The GUE hypothesis

Problem: Formulate a precise and believable statement of the ``GUE Hypothesis.''

Any reasonable form of the conjecture should predict that the correlation functions of the zeros and the distribution of the neighbor spacings of the zeros of any automorphic L-function should have the same statistics as the eigenvalues of some collection of matrices.

The question is: which statistics? what collection of matrices (which may be a function of how `high up' the zeros are)? what is the rate of convergence, and how uniform is it in the various parameters?

Montgomery's original pair correlation conjecture was that if $\alpha>1$ then $F(\alpha,T)\sim 1$ as $T\to \infty$, uniformly for $1\le \alpha \le A$. A weak version of the conjecture asserts that $\int_{\alpha}^{\beta} F(x,T)dx\sim \beta-\alpha$, uniformly for $1\le\alpha<\beta<A$. Such an ``almost everywhere'' version is usually all that is needed for applications.
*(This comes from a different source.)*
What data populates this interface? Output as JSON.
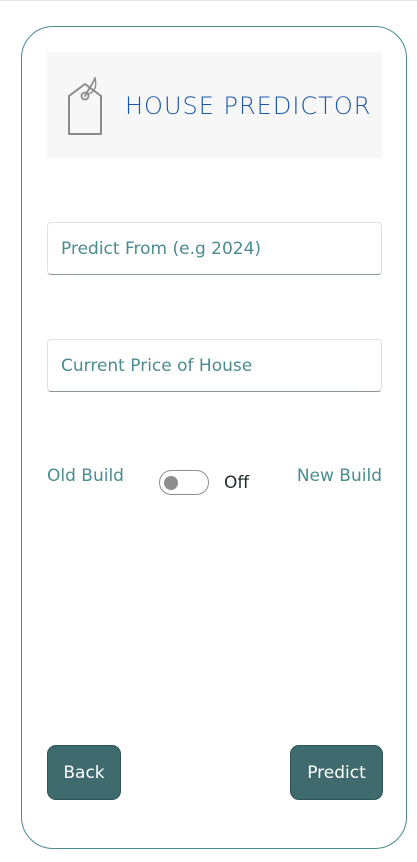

Goldston and Montgomery [ MR 90h:11084] show that it is equivalent to a statement about the variation of the distribution of primes in short intervals, and Goldston, Gonek, and Montgomery (to appear in Crelle) show tht it is equivalent to a statement about the mean square of $\zeta'/\zeta$ near the $\frac12$-line.

It is possible that an acceptable formulation of the GUE conjecture can be made in terms of integrals of ratios of $\zeta$-functions.